Gas Masks

Gas Masks

The American war in Vietnam has a complex and dark history. It began in 1954 as a war for independence with the French, after a brutal period of French colonial rule. It ended in 1976. Robert Macnamara, former US Defence Secretary at the time, later wrote, “Yet we were wrong, terribly wrong. We owe it to future generations to explain why.” For me, trying to understand something of the consequences of foreign powers drawing borders and funding factions teaches us both the importance of recognising what has happened, but also to see how it continues to cast global shadows in the present.
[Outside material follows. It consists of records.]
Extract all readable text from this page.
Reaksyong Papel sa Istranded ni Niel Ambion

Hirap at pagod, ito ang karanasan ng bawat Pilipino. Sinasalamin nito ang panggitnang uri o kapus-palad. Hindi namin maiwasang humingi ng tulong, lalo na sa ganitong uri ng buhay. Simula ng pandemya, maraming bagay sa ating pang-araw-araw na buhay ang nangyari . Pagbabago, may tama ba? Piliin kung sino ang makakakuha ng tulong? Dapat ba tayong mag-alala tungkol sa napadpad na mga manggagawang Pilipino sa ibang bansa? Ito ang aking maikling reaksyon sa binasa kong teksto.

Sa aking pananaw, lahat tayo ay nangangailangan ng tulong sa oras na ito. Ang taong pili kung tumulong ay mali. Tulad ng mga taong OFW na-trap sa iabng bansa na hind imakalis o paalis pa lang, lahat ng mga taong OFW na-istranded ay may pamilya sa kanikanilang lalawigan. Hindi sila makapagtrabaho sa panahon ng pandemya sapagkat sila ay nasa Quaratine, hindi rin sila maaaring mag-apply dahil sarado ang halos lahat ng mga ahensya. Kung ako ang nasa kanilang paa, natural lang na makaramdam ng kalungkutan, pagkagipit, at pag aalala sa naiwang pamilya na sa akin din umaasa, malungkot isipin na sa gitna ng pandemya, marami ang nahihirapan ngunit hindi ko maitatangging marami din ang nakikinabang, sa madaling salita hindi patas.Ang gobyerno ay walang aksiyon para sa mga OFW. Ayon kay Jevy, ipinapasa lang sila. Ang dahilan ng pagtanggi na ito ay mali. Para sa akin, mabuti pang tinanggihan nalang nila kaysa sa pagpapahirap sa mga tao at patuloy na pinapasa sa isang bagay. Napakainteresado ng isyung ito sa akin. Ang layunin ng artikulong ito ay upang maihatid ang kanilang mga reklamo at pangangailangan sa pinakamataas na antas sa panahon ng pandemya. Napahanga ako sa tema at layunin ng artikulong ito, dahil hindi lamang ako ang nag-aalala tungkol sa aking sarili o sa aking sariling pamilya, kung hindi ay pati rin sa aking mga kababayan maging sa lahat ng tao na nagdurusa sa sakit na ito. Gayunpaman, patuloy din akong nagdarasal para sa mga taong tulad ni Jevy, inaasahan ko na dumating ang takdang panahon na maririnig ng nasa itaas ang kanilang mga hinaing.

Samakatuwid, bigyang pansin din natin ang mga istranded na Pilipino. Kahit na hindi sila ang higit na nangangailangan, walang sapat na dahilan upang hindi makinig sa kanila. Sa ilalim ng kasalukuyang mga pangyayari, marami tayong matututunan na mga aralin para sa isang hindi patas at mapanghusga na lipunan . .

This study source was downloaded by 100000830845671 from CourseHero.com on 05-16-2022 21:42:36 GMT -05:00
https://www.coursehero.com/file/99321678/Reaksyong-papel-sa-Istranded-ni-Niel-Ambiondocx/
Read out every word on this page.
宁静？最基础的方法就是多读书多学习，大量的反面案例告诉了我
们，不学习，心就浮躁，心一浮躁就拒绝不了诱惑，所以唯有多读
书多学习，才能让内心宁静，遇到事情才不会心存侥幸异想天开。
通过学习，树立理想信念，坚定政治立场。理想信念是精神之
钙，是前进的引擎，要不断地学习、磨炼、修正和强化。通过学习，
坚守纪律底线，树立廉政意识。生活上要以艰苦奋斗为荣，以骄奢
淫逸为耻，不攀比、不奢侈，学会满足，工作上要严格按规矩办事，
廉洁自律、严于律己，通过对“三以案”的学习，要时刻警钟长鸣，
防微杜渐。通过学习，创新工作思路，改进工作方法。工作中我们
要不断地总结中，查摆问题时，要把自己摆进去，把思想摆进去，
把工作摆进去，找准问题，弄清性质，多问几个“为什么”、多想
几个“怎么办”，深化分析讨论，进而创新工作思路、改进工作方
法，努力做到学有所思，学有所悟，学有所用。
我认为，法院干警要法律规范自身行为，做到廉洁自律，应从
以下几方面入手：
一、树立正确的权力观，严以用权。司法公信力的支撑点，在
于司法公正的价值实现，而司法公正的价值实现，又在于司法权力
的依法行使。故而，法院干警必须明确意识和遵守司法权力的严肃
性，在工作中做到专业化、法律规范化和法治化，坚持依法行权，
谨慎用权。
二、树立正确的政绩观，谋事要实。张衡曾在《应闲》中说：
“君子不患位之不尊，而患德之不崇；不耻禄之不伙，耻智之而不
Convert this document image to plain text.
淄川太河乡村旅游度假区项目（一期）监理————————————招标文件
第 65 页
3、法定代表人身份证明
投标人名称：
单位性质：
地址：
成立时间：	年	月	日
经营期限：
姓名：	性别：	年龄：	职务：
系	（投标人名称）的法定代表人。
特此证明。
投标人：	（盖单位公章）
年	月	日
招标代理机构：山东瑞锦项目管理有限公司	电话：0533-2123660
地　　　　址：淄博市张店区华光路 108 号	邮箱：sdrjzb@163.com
The intelligence/counter intelligence and propaganda techniques of that time pre-figure our era of ‘fake news’ and political marketeering. Seeing Ken Burns 10 Part documentary series ‘The Vietnam War’ and reading John Pilger’s ‘Heroes’, then seeing the documentary photographs in the War Remnants Museum in Ho Chi Minh City (formerly Saigon), combine to build a picture of the era for me. However, it is meeting real people whose relatives were killed on one side or the other; and meeting people whose disabilities are a direct result of the use of ‘Agent Orange’ shock, but connect me to the real after effects. There are still areas where land mines or chemical residues cause serious harm. We visit the area, which was marked the ‘DMZ’ between designated North and South Vietnam. This was officially the De Militarized Zone, but known locally as the VMZ or Very Militarized Zone. Near by we bend down to enter long narrow tunnels in the clay soil, where local villages took shelter from bombing raids. We try to feel our way into imagining the terror, hunger and confusion experienced at the time. We feel the hard metal of iconic tanks left behind, inhumane in purpose.